JPMorgan: Asset management industry is ready for consolidation

05/29/2018 - 14:54

JPMorgan has prepared a report, where it states that 32 largest companies that manage large-scale capital account for only 50 percent of the market. Analysts at JPMorgan say that in the next five years the financial market is expected to consolidate, most likely involving Swiss companies.

Mimzy via pixabay
Mimzy via pixabay
According to the report of JPMorgan, the large capitals management is the most fragmented sector in the financial industry. The world's 32 largest companies account for only about 50% of the market. It is a key business for Swiss banks Credit Suisse and UBS and one of the most important for other major banks, including Citi, Morgan Stanley and HSBC. At the same time, there are many small players in the market, whose number continues to increase.
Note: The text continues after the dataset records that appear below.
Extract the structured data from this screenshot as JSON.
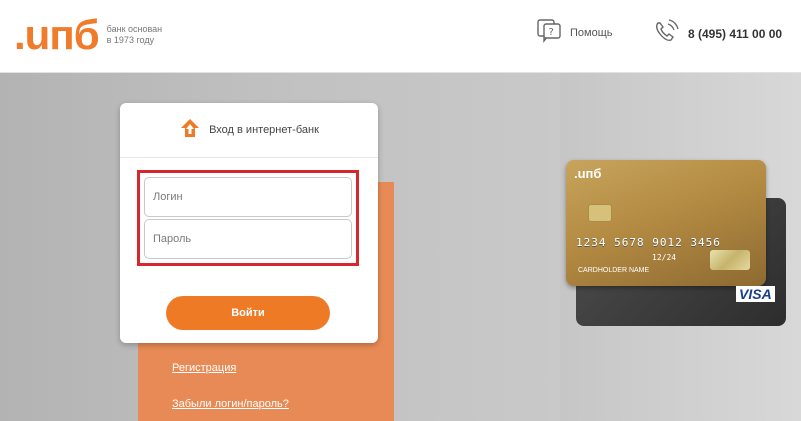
{
  "header": {
    "logo_text": ".uпб",
    "tagline_line1": "банк основан",
    "tagline_line2": "в 1973 году",
    "help_label": "Помощь",
    "phone_number": "8 (495) 411 00 00"
  },
  "login": {
    "title": "Вход в интернет-банк",
    "login_placeholder": "Логин",
    "password_placeholder": "Пароль",
    "submit_label": "Войти"
  },
  "links": {
    "register": "Регистрация",
    "forgot": "Забыли логин/пароль?"
  },
  "promo_card": {
    "brand": ".uпб",
    "number": "1234 5678 9012 3456",
    "expiry": "12/24",
    "holder": "CARDHOLDER NAME",
    "network": "VISA"
  },
  "colors": {
    "brand_orange": "#f07b2a",
    "button_orange": "#ef7a25",
    "panel_orange": "#e88a55",
    "highlight_red": "#d7262e"
  },
  "icons": {
    "help": "help-bubble-icon",
    "phone": "phone-icon",
    "login": "home-arrow-icon"
  }
}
The example of Switzerland is particularly indicative - more than 100 companies are involved in the management of capital in this country. According to analysts at JPMorgan, management of large capitals is in sharp contrast to other sectors of the financial sector - for example, dealing with fixed income securities, currencies and commodities, where the six largest players control more than 60% of the market.

"I can predict that reputable private banks specializing in this one area will be consolidated with other banks in the next five years. Banking for wealthy customers is the best business in the whole banking sector. There are stable cash flows, high profitability of capital, there is no additional regulation, and growth rates are relatively high," said Kian Abu Hussain, head of the European division of JPMorgan in banking research. In his view, in the long term, consolidation can be a significant incentive for increasing margins. JPMorgan analysts are sure that the best option for consolidation is the Swiss banks, as their situation with super-rich clients from Asia is the best. UBS is the largest bank in Asia by large-scale assets under its management ($ 383 billion), followed by Citi ($ 256 billion) and Credit Suisse ($ 202 billion).

According to Mr. Abu Hussain's forecasts, during the consolidation large companies managing assets will buy smaller or larger banks engaged in various areas, as well as acquire managers of capital. In his view, the likelihood of mergers is now higher than before, as compliance with regulatory requirements and investing in technology is becoming increasingly difficult for small players. In addition, wealthy people want the bank to work in several markets, which is also more affordable for large players.

At the same time, analysts believe that management of large assets will still remain a less consolidated market than many others. "Any business that relies more on consultations will always have more players. Local players with a well-known brand will always compete for a share of local wallets," said Mr. Abu Hussain.